There are nutrients in the food that we eat that can prevent inflammation from occurring. Reactive oxygen species can be volatile in the body and cause damage to surrounding tissue as well as chronic inflammation. But, we know that antioxidants can prevent or neutralize these reactive oxygen species and help improve overall inflammatory health. Where can we find these antioxidants in the diet?
Vitamin E is an antioxidant compound found in nuts, seeds and oils that we consume on a regular basis. It inhibits the production of reactive oxygen species and therefore has strong antioxidant properties.
To incorporate vitamin E into your daily intake, you could have a handful of nuts with a piece of fruits as a mid-afternoon snack.
Vitamin C is our next potent antioxidants as it binds to reactive oxygen species and prevents oxidation and inflammation in the body. You can incorporate vitamin C into your diet by slicing fruit on top of breakfast or bringing it to work as a snack. You can also add some red peppers to a salad or as a side dish to your evening meal.
Carotenoids can be characterized as any vegetable that is red, orange or yellow. Aim to incorporate an array of these colours into your day to day to ensure you are getting your daily needs of carotenoids.
Brazil nuts are the best source of selenium, with just 1-2 nuts containing your daily recommended intake of selenium. You can add them into your porridge in the morning or snack on it with a piece of fruit.
There is a whole array of polyphenols which are very potent in action towards inflammation and are found in just about every plant that we consume. Consuming a variety of different plants throughout the week and meeting your recommended 5 fruits and vegetables per day, you will be getting enough polyphenols in your day.
Green tea or dark chocolate, don’t over consume because of caffeine content keeping you up at night, dark chocolate can be high in sat fat which is inflammatory.
Foods that can treat current inflammation
To conclude this piece about inflammation, let’s discuss the nutrients that can reduce inflammation that may be occurring right now in your body.
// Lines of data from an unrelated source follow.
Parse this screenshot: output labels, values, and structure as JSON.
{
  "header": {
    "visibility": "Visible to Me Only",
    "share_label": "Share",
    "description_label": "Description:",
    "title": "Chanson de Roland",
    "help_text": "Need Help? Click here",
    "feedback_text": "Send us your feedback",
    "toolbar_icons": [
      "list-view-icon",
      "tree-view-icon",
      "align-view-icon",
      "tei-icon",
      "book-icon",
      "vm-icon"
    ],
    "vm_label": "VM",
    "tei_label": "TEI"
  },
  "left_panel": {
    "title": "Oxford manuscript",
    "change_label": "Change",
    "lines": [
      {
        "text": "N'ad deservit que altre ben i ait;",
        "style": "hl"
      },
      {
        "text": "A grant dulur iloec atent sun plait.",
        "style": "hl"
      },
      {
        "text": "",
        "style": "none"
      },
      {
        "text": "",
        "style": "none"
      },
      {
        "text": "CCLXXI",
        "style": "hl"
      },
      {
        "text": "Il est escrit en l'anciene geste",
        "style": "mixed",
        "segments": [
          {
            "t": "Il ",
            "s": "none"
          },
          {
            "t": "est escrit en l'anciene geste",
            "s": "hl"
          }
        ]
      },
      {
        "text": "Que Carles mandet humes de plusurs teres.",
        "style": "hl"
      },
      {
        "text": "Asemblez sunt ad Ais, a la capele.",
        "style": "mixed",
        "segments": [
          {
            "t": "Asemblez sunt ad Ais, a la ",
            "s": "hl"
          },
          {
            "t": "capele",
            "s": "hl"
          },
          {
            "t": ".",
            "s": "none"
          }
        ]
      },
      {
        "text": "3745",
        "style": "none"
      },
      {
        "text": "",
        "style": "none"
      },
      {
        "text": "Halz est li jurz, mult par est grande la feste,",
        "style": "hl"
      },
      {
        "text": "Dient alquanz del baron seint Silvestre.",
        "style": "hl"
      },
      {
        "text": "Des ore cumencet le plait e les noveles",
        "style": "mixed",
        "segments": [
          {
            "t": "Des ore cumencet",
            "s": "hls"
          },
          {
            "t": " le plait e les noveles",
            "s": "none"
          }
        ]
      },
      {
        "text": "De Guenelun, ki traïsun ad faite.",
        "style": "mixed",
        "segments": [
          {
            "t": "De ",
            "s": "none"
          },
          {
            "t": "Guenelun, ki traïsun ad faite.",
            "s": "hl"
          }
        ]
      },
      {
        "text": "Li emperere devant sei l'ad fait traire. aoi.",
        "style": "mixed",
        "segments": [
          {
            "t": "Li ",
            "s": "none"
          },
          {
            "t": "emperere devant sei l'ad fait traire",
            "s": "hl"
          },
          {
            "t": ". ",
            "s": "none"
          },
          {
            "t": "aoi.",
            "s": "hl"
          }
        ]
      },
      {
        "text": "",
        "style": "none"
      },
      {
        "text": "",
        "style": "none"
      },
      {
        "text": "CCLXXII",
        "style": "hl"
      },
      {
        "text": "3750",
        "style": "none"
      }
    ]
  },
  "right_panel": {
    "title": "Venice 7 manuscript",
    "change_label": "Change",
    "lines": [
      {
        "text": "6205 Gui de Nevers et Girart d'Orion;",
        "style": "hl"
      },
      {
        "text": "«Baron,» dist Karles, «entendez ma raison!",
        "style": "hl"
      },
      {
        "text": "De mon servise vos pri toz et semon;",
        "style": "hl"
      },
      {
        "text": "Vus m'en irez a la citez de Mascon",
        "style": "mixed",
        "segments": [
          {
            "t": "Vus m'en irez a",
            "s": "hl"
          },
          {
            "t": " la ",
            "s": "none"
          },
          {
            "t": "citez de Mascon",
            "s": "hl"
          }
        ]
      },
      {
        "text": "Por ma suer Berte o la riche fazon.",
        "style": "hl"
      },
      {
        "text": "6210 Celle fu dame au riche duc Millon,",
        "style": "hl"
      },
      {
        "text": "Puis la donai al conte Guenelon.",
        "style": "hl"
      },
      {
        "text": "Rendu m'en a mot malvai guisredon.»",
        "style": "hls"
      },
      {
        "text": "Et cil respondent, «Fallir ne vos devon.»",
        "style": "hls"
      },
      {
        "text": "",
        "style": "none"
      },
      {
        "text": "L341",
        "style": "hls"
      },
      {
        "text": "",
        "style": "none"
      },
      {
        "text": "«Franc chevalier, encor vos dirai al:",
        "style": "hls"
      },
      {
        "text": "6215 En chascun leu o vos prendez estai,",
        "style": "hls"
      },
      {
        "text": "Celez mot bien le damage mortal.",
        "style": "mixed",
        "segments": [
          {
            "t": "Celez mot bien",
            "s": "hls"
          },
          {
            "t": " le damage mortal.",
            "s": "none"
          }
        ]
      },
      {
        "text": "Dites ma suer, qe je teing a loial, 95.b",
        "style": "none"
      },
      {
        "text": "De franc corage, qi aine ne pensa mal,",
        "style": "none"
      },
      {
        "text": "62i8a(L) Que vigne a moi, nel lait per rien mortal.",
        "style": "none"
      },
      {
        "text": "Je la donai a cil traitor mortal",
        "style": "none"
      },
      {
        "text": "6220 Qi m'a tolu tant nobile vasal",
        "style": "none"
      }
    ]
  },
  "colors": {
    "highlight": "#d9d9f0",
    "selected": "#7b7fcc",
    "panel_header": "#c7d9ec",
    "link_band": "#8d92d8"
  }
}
Omega 3 is the only nutrients we know to fight to reduce current inflammation happening in your body right now. Omega 3 is a type of polyunsaturated fatty acid that has many health benefits on the heart as well as fighting inflammation.
Omega 3 fats are found in oily fish like salmon, mackerel trout or sardines. To ensure you are getting your recommended intake of oily fish daily, ensure you are consuming 2 portions of fish per week, 1 of which should be oily. If you don’t eat fish, it’s important to consume other sources of omega 3 like chia seeds and flax seeds on a daily basis. You may also want to look into an omega 3 supplement to top up your levels.